Thank you for the reply. I understand that this Forum targets persons that use Prodigy but I am planning to become such a user and that in the context of a task I want to solve. In case you can point me to another forum apart from stackoverflow where I can discuss SPACY related issues I would appreciate it. I wonder why you can not replicate my results. Any ways your points are valid. But how would you write the query to isolate this text span? More generally, can I use Regex syntax in SPACY to define patterns? (I have made a separate post with this question as well).

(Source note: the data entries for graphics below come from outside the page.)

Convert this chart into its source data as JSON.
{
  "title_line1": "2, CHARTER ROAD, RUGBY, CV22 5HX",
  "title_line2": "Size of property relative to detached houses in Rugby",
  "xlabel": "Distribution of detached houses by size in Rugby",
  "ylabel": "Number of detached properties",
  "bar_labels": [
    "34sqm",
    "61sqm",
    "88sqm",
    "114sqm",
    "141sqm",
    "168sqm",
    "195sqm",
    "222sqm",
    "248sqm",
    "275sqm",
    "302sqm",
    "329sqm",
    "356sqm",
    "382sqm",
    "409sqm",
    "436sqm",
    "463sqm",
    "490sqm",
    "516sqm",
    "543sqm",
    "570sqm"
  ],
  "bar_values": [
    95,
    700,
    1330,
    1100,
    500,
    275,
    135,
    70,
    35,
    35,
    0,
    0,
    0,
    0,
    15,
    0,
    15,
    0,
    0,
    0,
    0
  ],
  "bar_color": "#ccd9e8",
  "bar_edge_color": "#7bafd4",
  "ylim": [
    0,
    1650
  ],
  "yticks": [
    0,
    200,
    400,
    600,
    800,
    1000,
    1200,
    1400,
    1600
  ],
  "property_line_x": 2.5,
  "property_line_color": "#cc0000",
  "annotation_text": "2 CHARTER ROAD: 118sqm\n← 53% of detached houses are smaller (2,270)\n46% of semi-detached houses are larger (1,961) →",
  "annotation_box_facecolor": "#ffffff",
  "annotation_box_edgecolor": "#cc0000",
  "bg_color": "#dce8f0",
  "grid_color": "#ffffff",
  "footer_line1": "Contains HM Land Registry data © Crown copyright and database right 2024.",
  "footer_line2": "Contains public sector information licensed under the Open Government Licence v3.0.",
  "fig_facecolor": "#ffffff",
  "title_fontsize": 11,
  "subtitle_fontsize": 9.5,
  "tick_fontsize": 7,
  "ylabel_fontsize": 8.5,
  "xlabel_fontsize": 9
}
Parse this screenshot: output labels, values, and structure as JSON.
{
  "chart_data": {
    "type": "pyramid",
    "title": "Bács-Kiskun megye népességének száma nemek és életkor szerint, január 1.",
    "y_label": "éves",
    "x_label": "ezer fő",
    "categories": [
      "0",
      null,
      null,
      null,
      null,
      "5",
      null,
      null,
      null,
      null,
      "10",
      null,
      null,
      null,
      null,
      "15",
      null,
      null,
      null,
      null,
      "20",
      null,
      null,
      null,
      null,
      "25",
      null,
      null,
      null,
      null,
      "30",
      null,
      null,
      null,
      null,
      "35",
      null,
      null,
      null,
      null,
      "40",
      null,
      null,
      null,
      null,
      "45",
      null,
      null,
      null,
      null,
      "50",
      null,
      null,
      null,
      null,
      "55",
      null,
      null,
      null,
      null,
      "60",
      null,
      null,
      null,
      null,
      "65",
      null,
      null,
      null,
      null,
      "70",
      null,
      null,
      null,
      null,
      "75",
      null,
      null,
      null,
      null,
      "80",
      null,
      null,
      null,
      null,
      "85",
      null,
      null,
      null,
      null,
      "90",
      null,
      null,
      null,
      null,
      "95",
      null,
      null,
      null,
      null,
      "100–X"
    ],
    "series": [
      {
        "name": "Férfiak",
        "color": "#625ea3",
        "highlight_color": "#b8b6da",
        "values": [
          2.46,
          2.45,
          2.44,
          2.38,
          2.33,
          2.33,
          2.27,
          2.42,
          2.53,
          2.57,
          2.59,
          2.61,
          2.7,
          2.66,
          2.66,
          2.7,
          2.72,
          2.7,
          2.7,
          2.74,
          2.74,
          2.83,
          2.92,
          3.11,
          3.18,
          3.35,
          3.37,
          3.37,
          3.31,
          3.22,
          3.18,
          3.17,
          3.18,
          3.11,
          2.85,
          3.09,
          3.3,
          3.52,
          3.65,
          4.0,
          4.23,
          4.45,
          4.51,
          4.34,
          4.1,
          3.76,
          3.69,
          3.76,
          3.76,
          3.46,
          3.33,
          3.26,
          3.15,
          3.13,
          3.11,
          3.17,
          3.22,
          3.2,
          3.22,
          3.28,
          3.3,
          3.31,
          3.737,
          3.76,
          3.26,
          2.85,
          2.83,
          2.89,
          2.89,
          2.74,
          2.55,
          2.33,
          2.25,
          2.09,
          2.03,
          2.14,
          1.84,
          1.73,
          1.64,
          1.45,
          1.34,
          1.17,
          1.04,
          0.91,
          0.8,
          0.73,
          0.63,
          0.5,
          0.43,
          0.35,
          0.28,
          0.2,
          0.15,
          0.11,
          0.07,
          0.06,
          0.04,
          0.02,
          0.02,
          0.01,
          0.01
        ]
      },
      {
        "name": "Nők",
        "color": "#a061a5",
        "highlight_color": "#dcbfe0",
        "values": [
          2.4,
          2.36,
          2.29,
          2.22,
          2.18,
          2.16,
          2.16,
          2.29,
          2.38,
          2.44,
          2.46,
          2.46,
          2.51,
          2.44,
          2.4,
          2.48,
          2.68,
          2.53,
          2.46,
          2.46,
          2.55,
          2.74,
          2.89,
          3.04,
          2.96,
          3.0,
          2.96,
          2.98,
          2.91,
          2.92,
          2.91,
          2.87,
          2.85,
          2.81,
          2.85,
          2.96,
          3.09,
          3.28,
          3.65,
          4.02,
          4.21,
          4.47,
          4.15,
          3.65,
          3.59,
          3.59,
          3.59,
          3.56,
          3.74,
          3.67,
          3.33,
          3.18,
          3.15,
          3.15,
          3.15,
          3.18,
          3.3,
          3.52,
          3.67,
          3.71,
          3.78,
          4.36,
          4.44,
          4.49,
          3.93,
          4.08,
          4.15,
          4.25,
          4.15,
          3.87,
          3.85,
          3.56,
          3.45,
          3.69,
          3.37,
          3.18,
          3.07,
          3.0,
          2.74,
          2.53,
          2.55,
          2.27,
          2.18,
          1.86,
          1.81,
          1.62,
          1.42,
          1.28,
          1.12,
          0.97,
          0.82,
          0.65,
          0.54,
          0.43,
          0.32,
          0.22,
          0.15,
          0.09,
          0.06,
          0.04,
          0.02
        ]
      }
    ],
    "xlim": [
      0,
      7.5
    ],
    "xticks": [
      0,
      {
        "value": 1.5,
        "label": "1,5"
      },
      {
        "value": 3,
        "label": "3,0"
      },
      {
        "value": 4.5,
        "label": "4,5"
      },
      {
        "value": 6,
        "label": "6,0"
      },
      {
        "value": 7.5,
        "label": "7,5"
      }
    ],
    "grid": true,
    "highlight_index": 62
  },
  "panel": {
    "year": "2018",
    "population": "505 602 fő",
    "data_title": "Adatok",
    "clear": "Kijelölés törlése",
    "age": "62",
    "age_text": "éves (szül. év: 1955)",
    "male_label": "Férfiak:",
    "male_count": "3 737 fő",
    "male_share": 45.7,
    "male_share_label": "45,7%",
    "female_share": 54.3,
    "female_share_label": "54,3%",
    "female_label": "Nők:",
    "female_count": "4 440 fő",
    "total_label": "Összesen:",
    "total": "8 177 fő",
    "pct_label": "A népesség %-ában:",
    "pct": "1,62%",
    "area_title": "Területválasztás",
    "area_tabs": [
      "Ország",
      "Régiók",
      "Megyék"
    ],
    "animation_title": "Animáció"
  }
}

Last but not least, I am getting very unreliable results with the Greek module, see below:

image

All the terms highlighted with yellow are errors. Can you advise me how I could deal with that? I understand that Stanford NLP has also a Greek module and perhaps it is more reliable when it comes to POS (I have not tested yet). But it lacks NER functionality. Is there a possibility to combine the two? (Stanford NLP and SPACY).

Thank you again.

I will need to support manual annotation with Rule Based Entity Recognition to render it more effective. To that end, is there a way to employ Regex full functionality in constructing Entity Patterns?

Okay, I've merged both of your topics onto this thread to keep the discussion in one place. Stack Overflow is currently the best place to ask general usage questions around spaCy – it has the biggest community and many questions have been answered before. I also hope that the spacy documentation is useful.

You can find details on the Greek model, including the data it was trained on, in the release details. It seems to be doing okay on that corpus, but how a model performs on your specific data is always a different question and depends on how similar it is to the training data. So you might need to fine-tune it.

Here are some resources that should answer your questions:

To solve the maching problem, maybe double-check the spaCy version you're running and use spacy validate to make sure the model is compatible. And I would avoid making the pattern too specific and only depend on token attributes that are absolutely necessary. Or use regular expressions, as described in the docs.

Thank you. I will follow these leads.